To solve the problem of how many small spheres can be made from a larger sphere that has been melted, we will follow these steps: ### Step 1: Calculate the Volume of the Larger Sphere The formula for the volume \( V \) of a sphere is given by: \[ V = \frac{4}{3} \pi r^3 \] For the larger sphere, the radius \( r \) is 7 cm. Thus, the volume \( V_L \) of the larger sphere is: \[ V_L = \frac{4}{3} \pi (7)^3 \] ### Step 2: Calculate the Volume of the Smaller Sphere Using the same volume formula for the smaller sphere, where the radius \( r \) is 3.5 cm, we have: \[ V_S = \frac{4}{3} \pi (3.5)^3 \] ### Step 3: Set Up the Equation Since the larger sphere is melted and recast into smaller spheres, the volume of the larger sphere will equal the total volume of the smaller spheres.
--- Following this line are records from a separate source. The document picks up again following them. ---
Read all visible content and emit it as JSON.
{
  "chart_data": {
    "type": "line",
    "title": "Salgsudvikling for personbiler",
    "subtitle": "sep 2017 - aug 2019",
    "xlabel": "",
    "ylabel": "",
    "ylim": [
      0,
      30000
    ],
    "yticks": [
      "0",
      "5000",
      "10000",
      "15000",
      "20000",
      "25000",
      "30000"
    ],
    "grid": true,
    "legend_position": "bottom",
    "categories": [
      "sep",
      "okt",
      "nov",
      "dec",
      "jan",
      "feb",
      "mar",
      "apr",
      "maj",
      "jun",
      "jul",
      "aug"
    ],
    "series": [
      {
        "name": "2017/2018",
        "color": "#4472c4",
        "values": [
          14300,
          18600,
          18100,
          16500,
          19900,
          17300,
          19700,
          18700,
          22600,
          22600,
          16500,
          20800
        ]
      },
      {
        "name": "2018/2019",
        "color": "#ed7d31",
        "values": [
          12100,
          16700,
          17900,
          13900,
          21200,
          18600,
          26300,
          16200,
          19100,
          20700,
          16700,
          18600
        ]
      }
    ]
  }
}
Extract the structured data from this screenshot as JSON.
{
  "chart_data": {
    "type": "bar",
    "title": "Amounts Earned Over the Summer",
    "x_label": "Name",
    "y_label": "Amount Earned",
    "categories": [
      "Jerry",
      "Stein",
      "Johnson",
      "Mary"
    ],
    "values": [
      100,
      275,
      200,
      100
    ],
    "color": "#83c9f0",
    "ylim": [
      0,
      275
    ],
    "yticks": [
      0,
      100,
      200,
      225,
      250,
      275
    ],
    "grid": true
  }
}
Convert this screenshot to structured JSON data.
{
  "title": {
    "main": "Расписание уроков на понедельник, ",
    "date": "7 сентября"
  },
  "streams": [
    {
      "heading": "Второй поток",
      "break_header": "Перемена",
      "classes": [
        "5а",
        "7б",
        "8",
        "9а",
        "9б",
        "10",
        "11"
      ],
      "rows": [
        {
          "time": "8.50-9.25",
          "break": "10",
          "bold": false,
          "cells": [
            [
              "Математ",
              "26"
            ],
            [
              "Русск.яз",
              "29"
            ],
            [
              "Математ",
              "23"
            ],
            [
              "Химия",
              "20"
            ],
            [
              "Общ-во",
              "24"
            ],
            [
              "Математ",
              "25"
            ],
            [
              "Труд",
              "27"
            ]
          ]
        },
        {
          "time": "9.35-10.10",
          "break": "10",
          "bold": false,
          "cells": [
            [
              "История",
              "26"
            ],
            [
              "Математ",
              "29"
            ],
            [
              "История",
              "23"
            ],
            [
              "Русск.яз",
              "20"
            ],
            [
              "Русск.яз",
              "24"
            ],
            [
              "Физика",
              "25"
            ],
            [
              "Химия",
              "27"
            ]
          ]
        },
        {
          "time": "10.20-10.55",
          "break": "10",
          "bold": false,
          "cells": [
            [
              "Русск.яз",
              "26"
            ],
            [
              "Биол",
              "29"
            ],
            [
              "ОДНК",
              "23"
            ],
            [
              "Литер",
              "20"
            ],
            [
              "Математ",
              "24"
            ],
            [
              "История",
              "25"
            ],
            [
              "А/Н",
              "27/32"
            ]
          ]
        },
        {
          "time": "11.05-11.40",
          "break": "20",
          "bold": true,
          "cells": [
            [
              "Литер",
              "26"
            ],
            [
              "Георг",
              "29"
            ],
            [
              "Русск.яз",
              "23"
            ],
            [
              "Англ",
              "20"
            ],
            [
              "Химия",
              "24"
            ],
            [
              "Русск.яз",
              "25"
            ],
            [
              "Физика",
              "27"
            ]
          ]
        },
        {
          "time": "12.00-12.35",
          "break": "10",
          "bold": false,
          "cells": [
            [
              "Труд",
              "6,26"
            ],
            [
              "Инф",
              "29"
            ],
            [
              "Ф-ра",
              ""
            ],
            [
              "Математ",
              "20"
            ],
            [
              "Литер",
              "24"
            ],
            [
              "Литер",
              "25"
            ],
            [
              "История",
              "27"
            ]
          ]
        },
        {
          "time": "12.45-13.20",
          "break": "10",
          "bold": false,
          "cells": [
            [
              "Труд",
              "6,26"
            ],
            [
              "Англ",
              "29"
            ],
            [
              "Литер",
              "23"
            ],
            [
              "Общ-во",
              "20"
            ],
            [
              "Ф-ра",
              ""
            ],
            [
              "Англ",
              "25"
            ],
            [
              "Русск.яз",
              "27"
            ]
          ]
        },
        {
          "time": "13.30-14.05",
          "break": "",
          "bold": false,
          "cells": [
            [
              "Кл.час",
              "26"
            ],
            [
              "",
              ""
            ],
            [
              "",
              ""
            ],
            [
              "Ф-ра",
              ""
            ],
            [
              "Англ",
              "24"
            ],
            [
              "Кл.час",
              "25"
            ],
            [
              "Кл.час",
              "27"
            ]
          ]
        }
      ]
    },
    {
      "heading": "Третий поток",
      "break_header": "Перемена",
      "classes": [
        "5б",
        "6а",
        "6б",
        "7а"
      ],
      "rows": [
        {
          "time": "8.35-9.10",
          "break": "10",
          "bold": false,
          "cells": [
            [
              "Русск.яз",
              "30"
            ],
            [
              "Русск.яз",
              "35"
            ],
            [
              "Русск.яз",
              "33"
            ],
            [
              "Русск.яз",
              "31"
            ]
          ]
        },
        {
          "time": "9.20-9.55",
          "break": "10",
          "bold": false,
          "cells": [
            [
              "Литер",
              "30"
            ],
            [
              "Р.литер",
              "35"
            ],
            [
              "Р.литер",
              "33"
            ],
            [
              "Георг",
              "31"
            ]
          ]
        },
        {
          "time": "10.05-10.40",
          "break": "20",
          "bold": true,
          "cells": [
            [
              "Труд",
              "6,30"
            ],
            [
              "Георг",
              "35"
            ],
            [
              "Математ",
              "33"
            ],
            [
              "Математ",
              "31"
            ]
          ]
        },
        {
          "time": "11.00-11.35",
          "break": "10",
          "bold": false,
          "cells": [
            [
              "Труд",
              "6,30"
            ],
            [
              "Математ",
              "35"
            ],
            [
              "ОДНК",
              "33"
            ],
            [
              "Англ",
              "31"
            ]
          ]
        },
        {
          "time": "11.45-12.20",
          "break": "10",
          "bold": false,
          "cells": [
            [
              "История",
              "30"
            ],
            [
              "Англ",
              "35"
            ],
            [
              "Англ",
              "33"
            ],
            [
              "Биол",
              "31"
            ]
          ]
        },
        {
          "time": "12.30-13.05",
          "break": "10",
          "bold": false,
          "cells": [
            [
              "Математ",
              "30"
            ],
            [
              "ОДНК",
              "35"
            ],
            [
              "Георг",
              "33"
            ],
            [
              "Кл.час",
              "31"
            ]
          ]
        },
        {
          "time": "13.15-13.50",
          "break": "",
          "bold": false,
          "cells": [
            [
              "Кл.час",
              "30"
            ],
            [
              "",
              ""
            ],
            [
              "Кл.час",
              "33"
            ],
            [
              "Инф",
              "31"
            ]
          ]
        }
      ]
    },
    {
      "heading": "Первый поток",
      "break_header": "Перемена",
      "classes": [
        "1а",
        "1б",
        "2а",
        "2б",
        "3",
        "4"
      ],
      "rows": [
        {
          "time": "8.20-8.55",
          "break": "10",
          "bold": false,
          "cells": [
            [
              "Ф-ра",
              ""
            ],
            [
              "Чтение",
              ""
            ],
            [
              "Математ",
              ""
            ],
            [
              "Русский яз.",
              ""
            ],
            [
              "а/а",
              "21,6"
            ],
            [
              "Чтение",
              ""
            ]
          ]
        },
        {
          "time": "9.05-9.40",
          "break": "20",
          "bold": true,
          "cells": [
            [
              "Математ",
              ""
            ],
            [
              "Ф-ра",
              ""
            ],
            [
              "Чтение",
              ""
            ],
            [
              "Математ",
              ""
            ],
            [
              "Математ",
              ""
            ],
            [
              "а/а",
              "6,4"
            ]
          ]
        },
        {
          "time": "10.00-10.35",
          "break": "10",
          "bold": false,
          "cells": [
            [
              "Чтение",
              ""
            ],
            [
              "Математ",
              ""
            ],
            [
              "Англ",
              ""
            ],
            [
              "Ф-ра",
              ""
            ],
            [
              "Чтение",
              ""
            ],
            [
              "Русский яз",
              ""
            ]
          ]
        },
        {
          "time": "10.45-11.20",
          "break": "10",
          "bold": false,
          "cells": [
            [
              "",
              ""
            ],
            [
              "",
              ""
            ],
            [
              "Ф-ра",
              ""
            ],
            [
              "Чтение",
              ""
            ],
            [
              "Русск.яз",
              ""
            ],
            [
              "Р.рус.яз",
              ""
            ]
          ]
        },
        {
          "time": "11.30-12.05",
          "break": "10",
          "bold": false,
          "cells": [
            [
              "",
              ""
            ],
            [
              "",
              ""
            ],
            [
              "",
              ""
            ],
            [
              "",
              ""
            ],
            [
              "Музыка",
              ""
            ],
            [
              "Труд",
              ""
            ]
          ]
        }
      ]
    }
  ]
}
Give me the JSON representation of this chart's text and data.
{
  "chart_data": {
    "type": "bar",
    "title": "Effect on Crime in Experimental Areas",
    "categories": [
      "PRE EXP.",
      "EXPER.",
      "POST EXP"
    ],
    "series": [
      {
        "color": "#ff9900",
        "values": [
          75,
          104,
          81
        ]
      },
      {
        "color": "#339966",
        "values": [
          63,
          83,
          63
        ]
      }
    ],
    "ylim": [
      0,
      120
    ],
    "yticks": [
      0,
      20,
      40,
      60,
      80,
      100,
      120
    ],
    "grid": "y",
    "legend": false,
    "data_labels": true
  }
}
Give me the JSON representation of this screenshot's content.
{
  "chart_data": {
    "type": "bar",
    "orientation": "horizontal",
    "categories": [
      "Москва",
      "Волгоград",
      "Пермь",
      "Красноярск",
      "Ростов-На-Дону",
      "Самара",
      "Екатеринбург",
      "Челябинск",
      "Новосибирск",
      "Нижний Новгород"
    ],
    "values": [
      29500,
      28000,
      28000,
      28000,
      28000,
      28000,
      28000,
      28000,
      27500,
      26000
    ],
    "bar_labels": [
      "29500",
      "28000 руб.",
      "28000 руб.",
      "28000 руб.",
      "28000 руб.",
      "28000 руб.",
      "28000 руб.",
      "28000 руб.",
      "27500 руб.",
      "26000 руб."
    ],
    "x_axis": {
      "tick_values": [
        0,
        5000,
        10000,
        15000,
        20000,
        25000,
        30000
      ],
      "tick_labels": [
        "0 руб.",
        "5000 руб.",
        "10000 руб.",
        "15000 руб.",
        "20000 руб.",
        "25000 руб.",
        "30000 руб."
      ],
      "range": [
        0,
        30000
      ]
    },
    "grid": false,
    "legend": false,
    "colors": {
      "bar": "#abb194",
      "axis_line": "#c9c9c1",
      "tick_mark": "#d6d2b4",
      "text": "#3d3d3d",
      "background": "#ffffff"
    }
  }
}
If \( n \) is the number of smaller spheres, we can write: \[ V_L = n \cdot V_S \] ### Step 4: Substitute the Volumes Substituting the volumes we calculated: \[ \frac{4}{3} \pi (7)^3 = n \cdot \frac{4}{3} \pi (3.5)^3 \] ### Step 5: Simplify the Equation We can cancel \( \frac{4}{3} \pi \) from both sides: \[ (7)^3 = n \cdot (3.5)^3 \] ### Step 6: Calculate the Cubes Calculating the cubes: \[ 7^3 = 343 \quad \text{and} \quad (3.5)^3 = 42.875 \] ### Step 7: Solve for \( n \) Now substituting the values: \[ 343 = n \cdot 42.875 \] To find \( n \): \[ n = \frac{343}{42.875} \] Calculating this gives: \[ n = 8 \] ### Conclusion Thus, the number of smaller spheres that can be made is \( n = 8 \).